Внуки Маяковского подтвердили, что поэт был отцом

Маяковский знал о дочери
У неё были веские причины для страха. В те годы, когда эпидемия сифилиса охватила страну, последствия врождённой болезни были широко распространены, а рассказы о мертворождённых детях были обычным явлением в разговорах о знакомых. Маяковский ещё общался с Шамардиной, когда приезжал в Минск для чтения стихов. Однако, после откровений Чуковского, повторное общение было невозможным. Они просто поговорили и навсегда расстались.
Существовала версия, что после смерти Маяковского у него не осталось наследников. Однако на встрече с Шамардиной Владимир поведал Соне о дочери, живущей в Америке. Её зовут Хелен, Элли, Леночка. При этом он не упомянул – вероятно, сам не зная – о сыне, проживающем в СССР. Мальчика назвали Глеб-Никита, с двойным именем. Оба ребёнка носили фамилии не своих отцов. Хелен – фамилию бывшего супруга своей матери, а Глеб-Никита – фамилию её нынешнего мужа.
В эпоху, когда генетические тесты были недоступны, а использование презервативов не было распространено, женщина сталкивалась с необходимостью самостоятельно определять отца ребенка, особенно если претендентов было несколько (в начале XX века в СССР и, например, в Германии наблюдалась настоящая сексуальная революция – Лиля Брик не только имела множество любовников, но и знакомила их с другими женщинами). Мужчине же оставалось лишь доверять или не верить словам женщины о том, что ребёнок от него. Небольшую ясность могли внести лишь внешние сходства. Эта неопределённость является одной из причин, по которой отцовство Маяковского по отношению к девочке Хелен постоянно подвергалось сомнению. Что касается отцовства в СССР… О нём ничего не знали до двадцать первого века. Но, узнав, поставили под сомнение и его.
Действительно, не исключено, что многие захотят ощутить связь с выдающимися поэтами, даже если сами добились значительных успехов. При их жизни о детях практически ничего не было известно…
Элли из Нью-Йорка
В период Перестройки, завершающей эпохи СССР, и в последующие годы было раскрыто немало секретов, касающихся государства, истории и семей. Люди, ранее хранящие молчание, начали говорить – порой сенсационно, шокирующе, искренне или с расчетом на личную выгоду. Когда в 1991 году Союз распался, гражданка США Патриша Томпсон, которой исполнилось шестьдесят пять лет, неожиданно заявила, что родилась от Владимира Владимировича Маяковского. Нельзя не отметить, что, несмотря на обилие откровений и открытий, информация о внебрачной дочери поэта привлекла значительное внимание.
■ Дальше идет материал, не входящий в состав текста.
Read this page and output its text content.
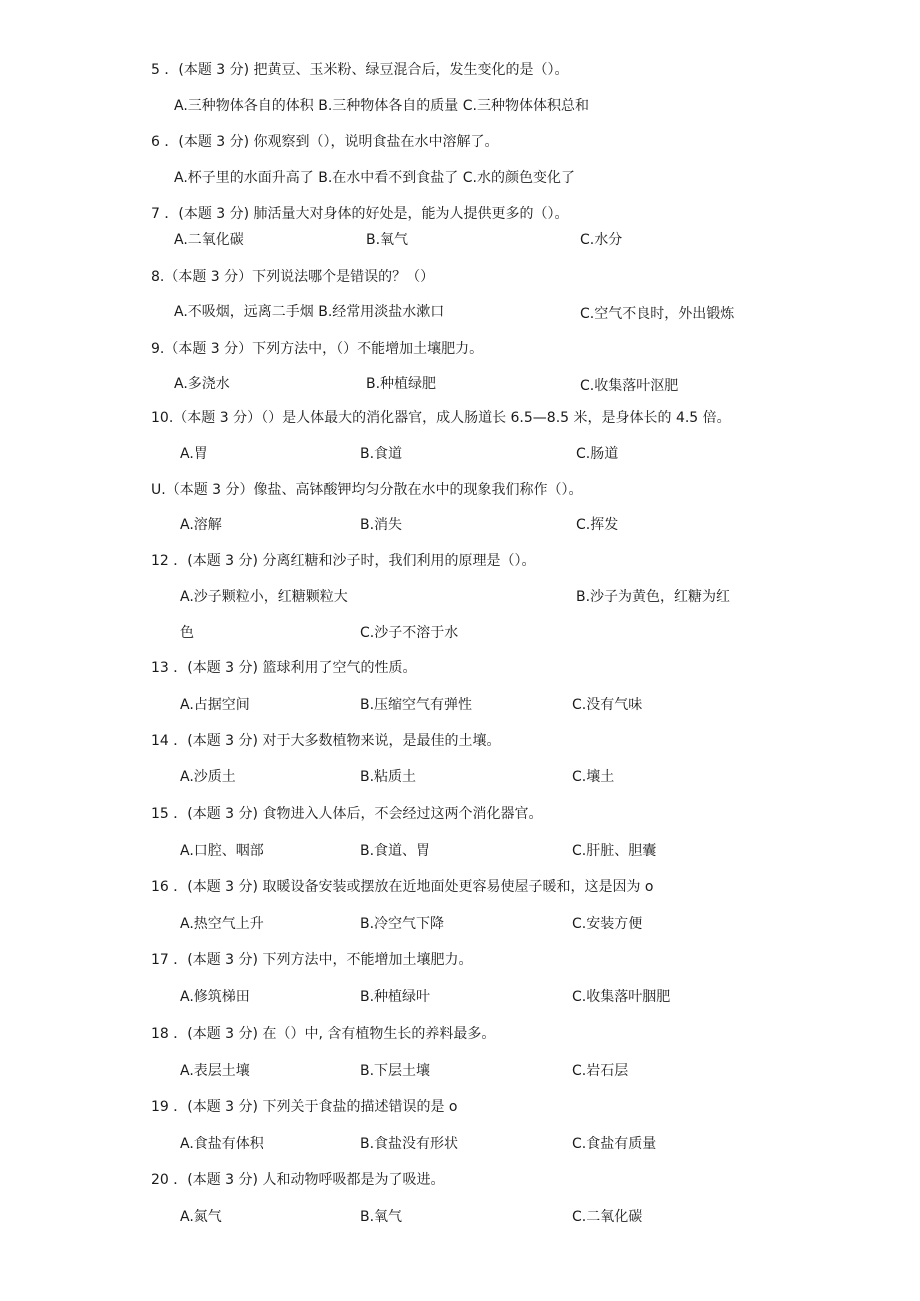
5 ．(本题 3 分) 把黄豆、玉米粉、绿豆混合后，发生变化的是（）。
A.三种物体各自的体积 B.三种物体各自的质量 C.三种物体体积总和
6 ．(本题 3 分) 你观察到（），说明食盐在水中溶解了。
A.杯子里的水面升高了 B.在水中看不到食盐了 C.水的颜色变化了
7 ．(本题 3 分) 肺活量大对身体的好处是，能为人提供更多的（）。
A.二氧化碳	B.氧气	C.水分
8.（本题 3 分）下列说法哪个是错误的？（）
A.不吸烟，远离二手烟 B.经常用淡盐水漱口	C.空气不良时，外出锻炼
9.（本题 3 分）下列方法中，（）不能增加土壤肥力。
A.多浇水	B.种植绿肥	C.收集落叶沤肥
10.（本题 3 分）（）是人体最大的消化器官，成人肠道长 6.5—8.5 米，是身体长的 4.5 倍。
A.胃	B.食道	C.肠道
U.（本题 3 分）像盐、高钵酸钾均匀分散在水中的现象我们称作（）。
A.溶解	B.消失	C.挥发
12 ．(本题 3 分) 分离红糖和沙子时，我们利用的原理是（）。
A.沙子颗粒小，红糖颗粒大	B.沙子为黄色，红糖为红
色	C.沙子不溶于水
13 ．(本题 3 分) 篮球利用了空气的性质。
A.占据空间	B.压缩空气有弹性	C.没有气味
14 ．(本题 3 分) 对于大多数植物来说，是最佳的土壤。
A.沙质土	B.粘质土	C.壤土
15 ．(本题 3 分) 食物进入人体后，不会经过这两个消化器官。
A.口腔、咽部	B.食道、胃	C.肝脏、胆囊
16 ．(本题 3 分) 取暖设备安装或摆放在近地面处更容易使屋子暖和，这是因为 o
A.热空气上升	B.冷空气下降	C.安装方便
17 ．(本题 3 分) 下列方法中，不能增加土壤肥力。
A.修筑梯田	B.种植绿叶	C.收集落叶胭肥
18 ．(本题 3 分) 在（）中, 含有植物生长的养料最多。
A.表层土壤	B.下层土壤	C.岩石层
19 ．(本题 3 分) 下列关于食盐的描述错误的是 o
A.食盐有体积	B.食盐没有形状	C.食盐有质量
20 ．(本题 3 分) 人和动物呼吸都是为了吸进。
A.氮气	B.氧气	C.二氧化碳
Насколько достоверными могли быть слова этой гражданки, почему она не высказывалась ранее и что послужило причиной для ее заявления сейчас? И как могло случиться, что у советского поэта, учитывая все, что известно об информационной изоляции и постоянном наблюдением за моральным состоянием советских путешественников, неожиданно обнаружилась дочь, проживающая за границей – причем в стране, которую в школе на уроках ОБЖ определяли как потенциального противника?
Политика изоляции и самоизоляции СССР, известная как «железный занавес», не была абсолютно непроницаемой, и особенно это касалось двадцатых годов. В Советский Союз прибывало множество иммигрантов-социалистов из различных стран, включая США, Германию и Австрию. В то же время, из СССР уезжали граждане для постоянного проживания за рубежом, а также отправлялись в туристические поездки, которые одновременно являлись формой пропаганды. Среди советских знаменитостей, покидавших страну, был Владимир Маяковский.
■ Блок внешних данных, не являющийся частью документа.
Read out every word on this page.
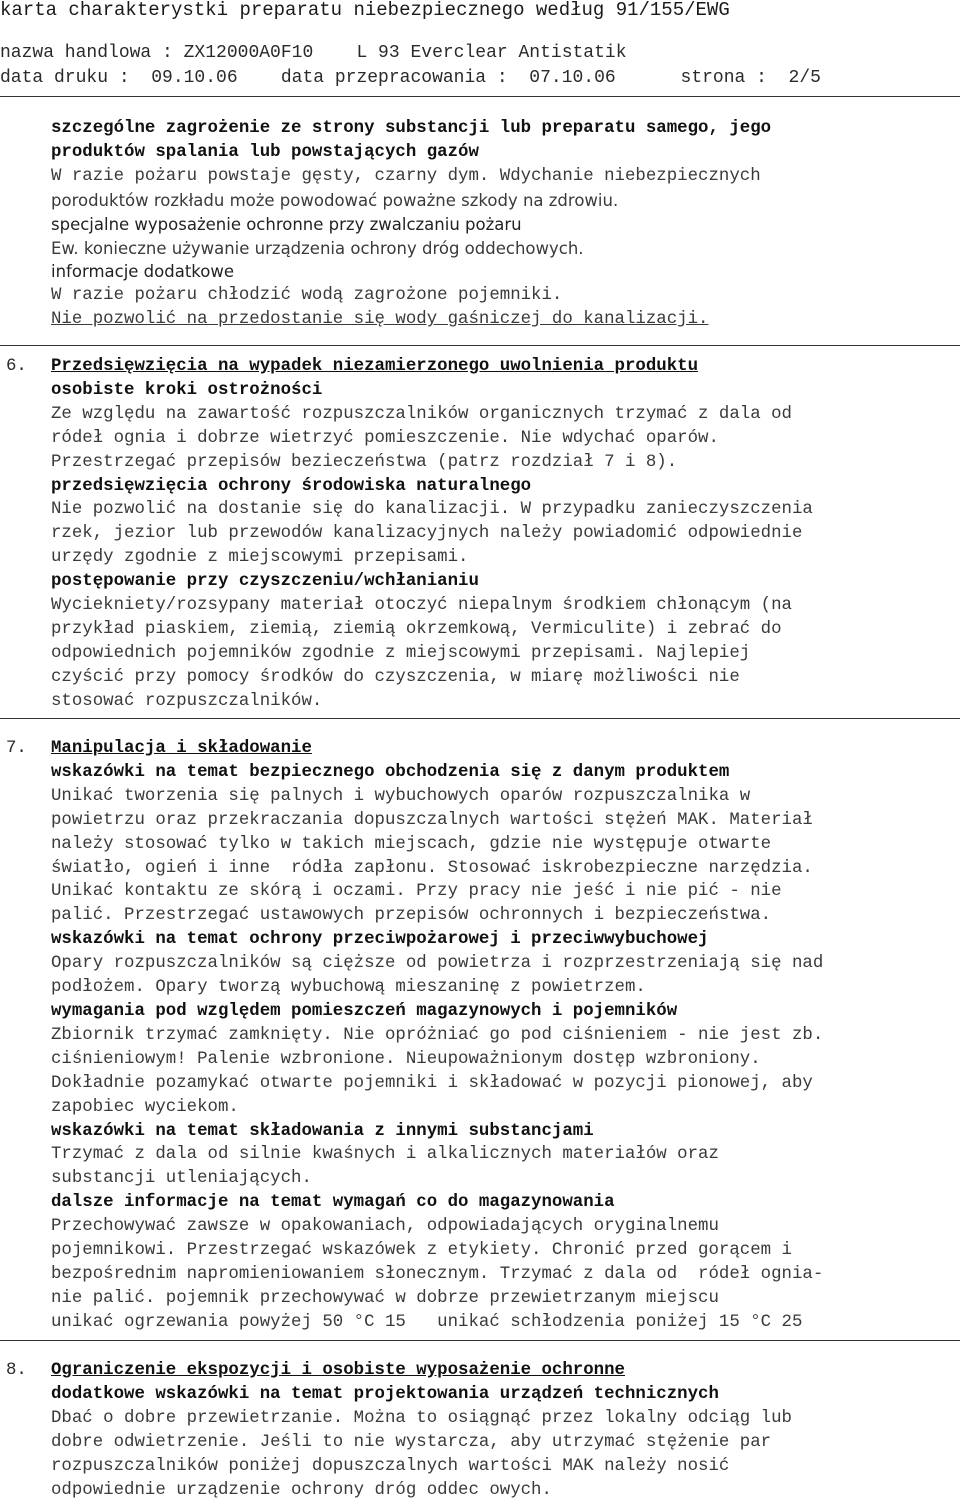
karta charakterystki preparatu niebezpiecznego według 91/155/EWG
nazwa handlowa : ZX12000A0F10    L 93 Everclear Antistatik
data druku :  09.10.06    data przepracowania :  07.10.06      strona :  2/5
szczególne zagrożenie ze strony substancji lub preparatu samego, jego
produktów spalania lub powstających gazów
W razie pożaru powstaje gęsty, czarny dym. Wdychanie niebezpiecznych
poroduktów rozkładu może powodować poważne szkody na zdrowiu.
specjalne wyposażenie ochronne przy zwalczaniu pożaru
Ew. konieczne używanie urządzenia ochrony dróg oddechowych.
informacje dodatkowe
W razie pożaru chłodzić wodą zagrożone pojemniki.
Nie pozwolić na przedostanie się wody gaśniczej do kanalizacji.
6. Przedsięwzięcia na wypadek niezamierzonego uwolnienia produktu
osobiste kroki ostrożności
Ze względu na zawartość rozpuszczalników organicznych trzymać z dala od
ródeł ognia i dobrze wietrzyć pomieszczenie. Nie wdychać oparów.
Przestrzegać przepisów bezieczeństwa (patrz rozdział 7 i 8).
przedsięwzięcia ochrony środowiska naturalnego
Nie pozwolić na dostanie się do kanalizacji. W przypadku zanieczyszczenia
rzek, jezior lub przewodów kanalizacyjnych należy powiadomić odpowiednie
urzędy zgodnie z miejscowymi przepisami.
postępowanie przy czyszczeniu/wchłanianiu
Wyciekniety/rozsypany materiał otoczyć niepalnym środkiem chłonącym (na
przykład piaskiem, ziemią, ziemią okrzemkową, Vermiculite) i zebrać do
odpowiednich pojemników zgodnie z miejscowymi przepisami. Najlepiej
czyścić przy pomocy środków do czyszczenia, w miarę możliwości nie
stosować rozpuszczalników.
7. Manipulacja i składowanie
wskazówki na temat bezpiecznego obchodzenia się z danym produktem
Unikać tworzenia się palnych i wybuchowych oparów rozpuszczalnika w
powietrzu oraz przekraczania dopuszczalnych wartości stężeń MAK. Materiał
należy stosować tylko w takich miejscach, gdzie nie występuje otwarte
światło, ogień i inne  ródła zapłonu. Stosować iskrobezpieczne narzędzia.
Unikać kontaktu ze skórą i oczami. Przy pracy nie jeść i nie pić - nie
palić. Przestrzegać ustawowych przepisów ochronnych i bezpieczeństwa.
wskazówki na temat ochrony przeciwpożarowej i przeciwwybuchowej
Opary rozpuszczalników są cięższe od powietrza i rozprzestrzeniają się nad
podłożem. Opary tworzą wybuchową mieszaninę z powietrzem.
wymagania pod względem pomieszczeń magazynowych i pojemników
Zbiornik trzymać zamknięty. Nie opróżniać go pod ciśnieniem - nie jest zb.
ciśnieniowym! Palenie wzbronione. Nieupoważnionym dostęp wzbroniony.
Dokładnie pozamykać otwarte pojemniki i składować w pozycji pionowej, aby
zapobiec wyciekom.
wskazówki na temat składowania z innymi substancjami
Trzymać z dala od silnie kwaśnych i alkalicznych materiałów oraz
substancji utleniających.
dalsze informacje na temat wymagań co do magazynowania
Przechowywać zawsze w opakowaniach, odpowiadających oryginalnemu
pojemnikowi. Przestrzegać wskazówek z etykiety. Chronić przed gorącem i
bezpośrednim napromieniowaniem słonecznym. Trzymać z dala od  ródeł ognia-
nie palić. pojemnik przechowywać w dobrze przewietrzanym miejscu
unikać ogrzewania powyżej 50 °C 15   unikać schłodzenia poniżej 15 °C 25
8. Ograniczenie ekspozycji i osobiste wyposażenie ochronne
dodatkowe wskazówki na temat projektowania urządzeń technicznych
Dbać o dobre przewietrzanie. Można to osiągnąć przez lokalny odciąg lub
dobre odwietrzenie. Jeśli to nie wystarcza, aby utrzymać stężenie par
rozpuszczalników poniżej dopuszczalnych wartości MAK należy nosić
odpowiednie urządzenie ochrony dróg oddec owych.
В 1925 году поэт посетил своего друга Давида Бурлюка, художника-футуриста, в Нью-Йорке. Как и ожидалось, его ждали поэтические выступления, и он регулярно читал стихи публике. На одном из этих вечеров он и встретил недавно расстававшуюся молодую женщину, дочь богатого немецкого землевладельца из Германии. Её звали Элизабет, но она предпочитала представляться Элли. Элли Джонс – по мужу. Ей было двадцать один год – возраст любви и увлечения общественной деятельностью. В лице Маяковского, поэта, воспевающего коммунизм, она нашла и то, и другое.
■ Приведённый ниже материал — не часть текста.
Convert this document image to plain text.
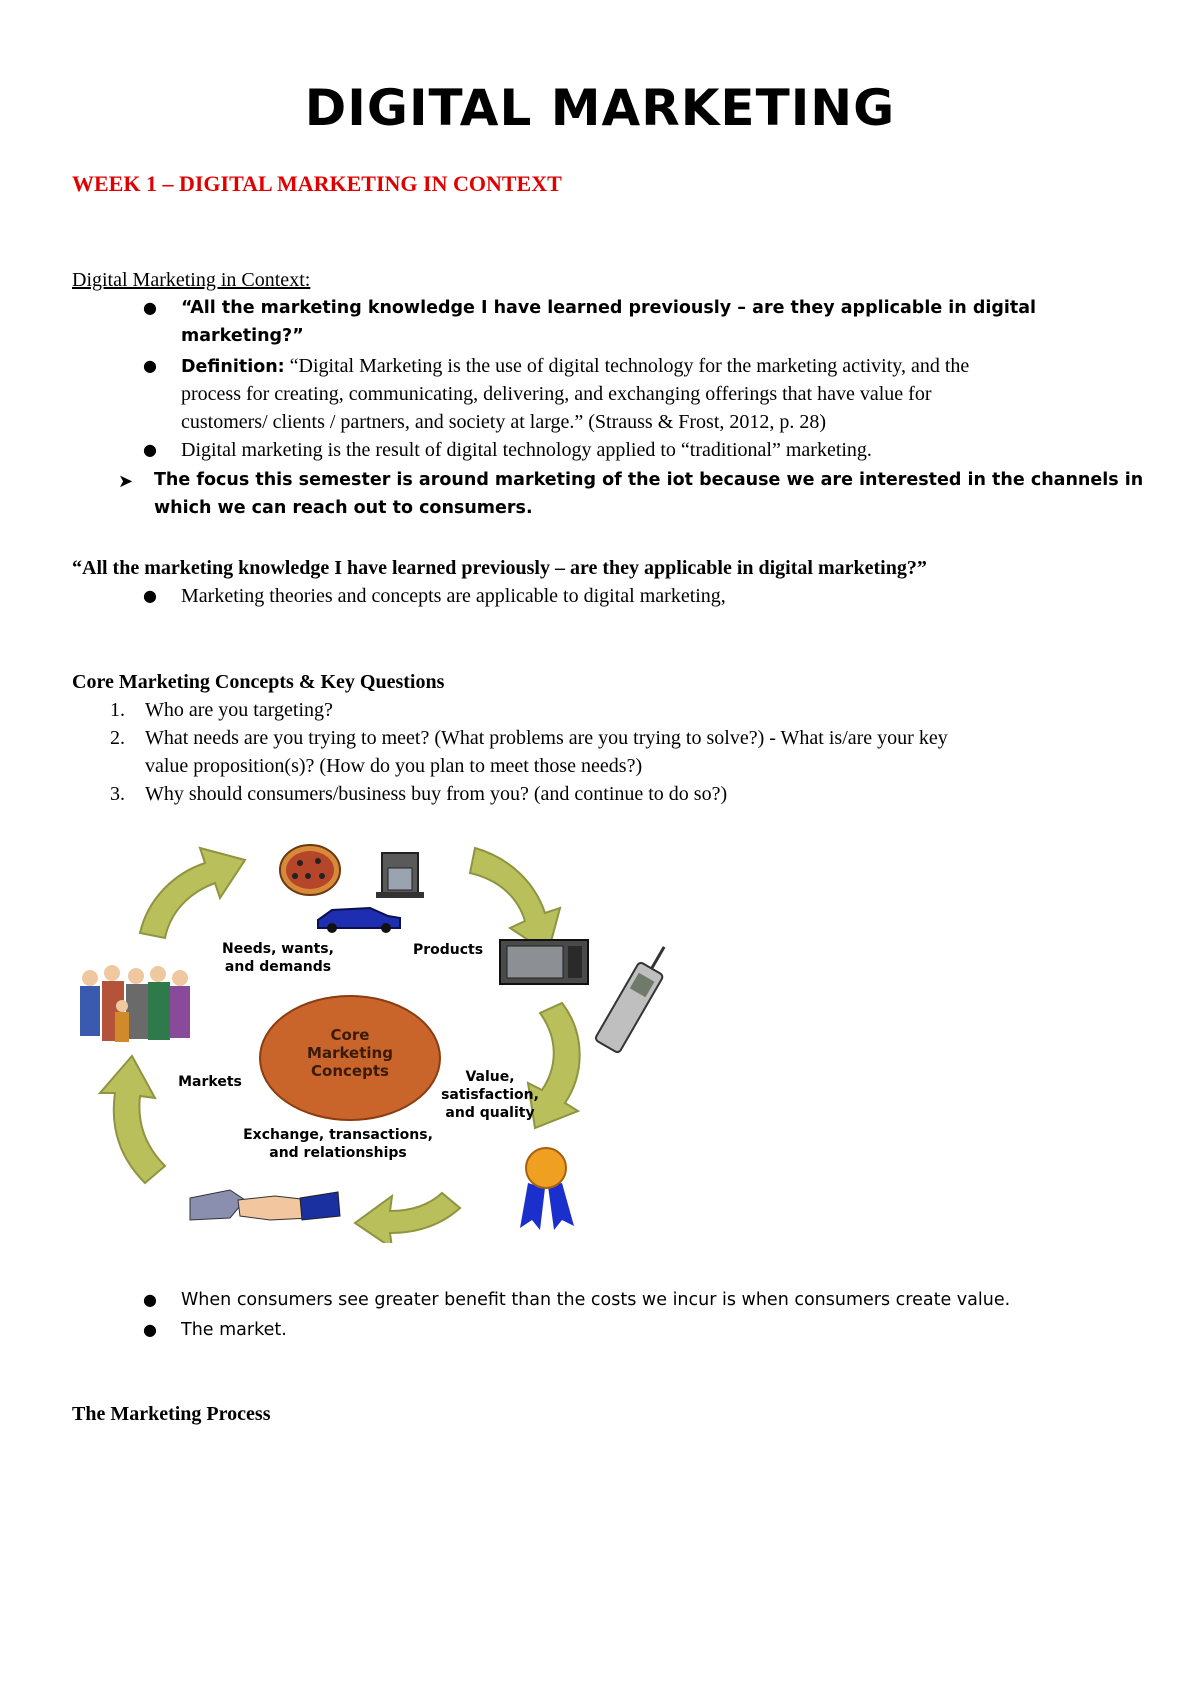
DIGITAL MARKETING
WEEK 1 – DIGITAL MARKETING IN CONTEXT
Digital Marketing in Context:
● “All the marketing knowledge I have learned previously – are they applicable in digital
marketing?”
● Definition: “Digital Marketing is the use of digital technology for the marketing activity, and the
process for creating, communicating, delivering, and exchanging offerings that have value for
customers/ clients / partners, and society at large.” (Strauss & Frost, 2012, p. 28)
● Digital marketing is the result of digital technology applied to “traditional” marketing.
➤ The focus this semester is around marketing of the iot because we are interested in the channels in
which we can reach out to consumers.
“All the marketing knowledge I have learned previously – are they applicable in digital marketing?”
● Marketing theories and concepts are applicable to digital marketing,
Core Marketing Concepts & Key Questions
1. Who are you targeting?
2. What needs are you trying to meet? (What problems are you trying to solve?) - What is/are your key
value proposition(s)? (How do you plan to meet those needs?)
3. Why should consumers/business buy from you? (and continue to do so?)
Core
Marketing
Concepts
Needs, wants,
and demands
Products
Value,
satisfaction,
and quality
Exchange, transactions,
and relationships
Markets
● When consumers see greater benefit than the costs we incur is when consumers create value.
● The market.
The Marketing Process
Роман оказался кратким и насыщенным событиями. Казалось бы, зная о риске нежелательной беременности, Маяковский, покидая США, должен был осознавать, что здесь может остаться будущий ребёнок. Однако, далеко не каждое оплодотворение приводит к полноценному развитию беременности – ранние выкидыши настолько распространены, что часто остаются незамеченными, принимаясь за нарушение менструального цикла. И, разумеется, существовала и такая возможность, как выбор, сделанный Соней Шамардиной – аборт. Поэтому Маяковский не мог быть уверен в дальнейшей судьбе зародыша в утробе Элли.
Одна встреча за всю жизнь
Элли Джонс столкнулась с непростой ситуацией. В Советской России были отменены все законы, регулирующие статус детей, рождённых вне брака: рождение признавалось законным. Здесь велась борьба с лицемерием в отношении детей и матерей-одиночек – существовало целое пропагандистское направление, пронизывавшее всю советскую историю, направленное на осуждение стигматизации женщин, родивших вне брака, и их детей. В СССР в 1920-х годах аборты были доступны и настолько безопасны, насколько позволяли медицинские технологии того времени (хотя обезболивание отсутствовало из-за дефицита лекарств). В США ситуация была совершенно иной. Следует отметить, что антиабортное движение после распада Советского Союза проникло в Россию именно из США.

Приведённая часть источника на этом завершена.